Le miel est au laboratoire, tel que nous l’avons pris dans les ruches, c’est-à-dire encore enfermé dans les cellules des rayons de cire et recouvert de ses opercules de cire.

Miel en rayons

On peut vendre ce miel sous cette forme ; mais il faut tenir compte que son transport est difficile, que par cette vente la cire est perdue, que le retour des hausses entraînera des frais, qu’on devra remettre une amorce aux porte-rayons.

Il ne faut pas confondre ce miel en rayons avec le miel en sections, dont je n’ai pas conseillé la production, parce qu’elle contrarie les abeilles et n’est pas rémunératrice pour l’apiculteur.

Si l’apiculteur trouve des acheteurs de miel en rayons, moins coûteux que les sections, à la récolte, il n’aura qu’à placer ces rayons en lieu sûr en attendant la vente.

Miel coulé

Le plus souvent le miel est séparé de la cire avant la vente : on lui donne le nom de miel coulé.

Le miel coulé est obtenu de trois manières : par écoulement spontané, par écoulement sous l’influence de la chaleur ou par la force centrifuge.

Extraction par écoulement spontané

On procède à cette extraction aussitôt que le miel a été apporté au laboratoire. Avec un couteau on enlève, par morceaux, tous les rayons de miel en laissant aux porte-rayons environ 1 centimètre de rayon. On met de côté les morceaux de rayons contenant du pollen. Ce pollen peut colorer le miel. On mettra également de côté les morceaux de rayons contenant du couvain, si par hasard on en trouvait.

Tous les autres morceaux de rayons sont jetés sur un tamis métallique à mailles de 4 millimètres, dans une passoire ordinaire ou sur une claie et broyés à la main ou avec le couteau. On recueille le miel dans des vases de terre ou de tôle étamée. Le miel perdrait de sa qualité dans la tôle galvanisée, le zinc et le cuivre.
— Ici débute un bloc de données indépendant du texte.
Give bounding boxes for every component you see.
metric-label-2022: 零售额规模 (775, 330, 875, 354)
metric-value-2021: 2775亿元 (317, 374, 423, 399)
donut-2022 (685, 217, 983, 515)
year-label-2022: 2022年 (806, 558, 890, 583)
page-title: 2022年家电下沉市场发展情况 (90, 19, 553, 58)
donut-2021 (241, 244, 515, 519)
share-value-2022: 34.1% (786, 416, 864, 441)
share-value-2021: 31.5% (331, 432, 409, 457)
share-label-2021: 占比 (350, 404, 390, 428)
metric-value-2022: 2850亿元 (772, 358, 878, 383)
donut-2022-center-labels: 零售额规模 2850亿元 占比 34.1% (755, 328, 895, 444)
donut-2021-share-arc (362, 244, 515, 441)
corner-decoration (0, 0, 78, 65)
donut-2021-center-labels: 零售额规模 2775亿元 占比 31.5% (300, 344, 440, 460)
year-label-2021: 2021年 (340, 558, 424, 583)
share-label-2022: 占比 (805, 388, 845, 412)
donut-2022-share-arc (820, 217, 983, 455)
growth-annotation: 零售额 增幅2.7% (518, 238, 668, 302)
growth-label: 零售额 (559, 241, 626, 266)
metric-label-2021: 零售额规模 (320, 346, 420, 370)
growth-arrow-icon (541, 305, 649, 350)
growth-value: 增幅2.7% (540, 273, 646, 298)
Si on opère aussitôt après la récolte, le miel est encore chaud et s’écoule rapidement. Si on n’a pu faire cette extraction immédiatement après la récolte, on devra opérer dans une pièce suffisamment chauffée.

Le miel obtenu par ce procédé est communément appelé miel vierge.

Extraction par la chaleur

Quand l’écoulement spontané est arrêté, il reste encore un peu de miel dans les débris de cire. De plus, certains miels épais et visqueux ne s’écoulent pas par le procédé précédent.

On réunit tous ces débris de rayons à ceux que nous avons mis de côté, parce qu’ils contenaient du pollen ou du couvain, et on lesexpose à la chaleur du soleil ou d’un four.

Si on les expose à la chaleur du soleil, il faut couvrir le tout d’une lame de verre épais pour concentrer les rayons du soleil et empêcher les abeilles de venir piller.

Si on les expose à la chaleur d’un four, on les introduit dans le four quelques heures après la sortie du pain, ou dans le four des fourneaux de cuisine, où on doit éviter une trop grande chaleur.

Dans les deux cas, le tout fond, miel, cire, et s’égoutte dans le récipient au-dessous du tamis. Le refroidissement sépare le miel de la cire. On peut aussi traiter ainsi les opercules des rayons passés à l’extracteur. Le miel obtenu par ce procédé est de qualité inférieure.

Il sera souvent plus économique de donner tous ces débris aux colonies pauvres en provisions. Dans ce cas, notre grand nourrisseur sera des plus utiles.

Extraction par la force centrifuge

Cette extraction se fait avec un extracteur centrifuge. Elle a l’avantage de se faire plus complètement, plus rapidement et sans manipulation désagréable.

Ce procédé n’était jusqu’ici employé que pour les cadres de la ruche à cadres mobiles. Notre agencement de cages permet l’extraction des rayons de la ruche à rayons fixes. Les rayons sont d’ailleurs désoperculés dans ces cages.

Avant de passer les rayons à l’extracteur on doit enlever les opercules de cire qui recouvrent les cellules pleines en procédant comme il va être dit

Couteau à désoperculer

Pour désoperculer, on se sert d’un couteau spécial ou d’un simple couteau de cuisine. Il importe que le couteau soit propre et légèrement chaud. Il est bon d’en avoir plusieurs dont on se sert successivement et qu’on dépose aussi successivement dans une terrine d’eau chaude. La terrine sera utilement placée sur un réchaud. Le couteau doit être assez chaud pour passer facilement sous les opercules, pas assez pour les faire fondre. Il importe que l’opérateur manœuvre son couteau comme il manœuvrerait une scie, en ne le faisant couper toutefois que lorsqu’il le tire et non quand il le pousse.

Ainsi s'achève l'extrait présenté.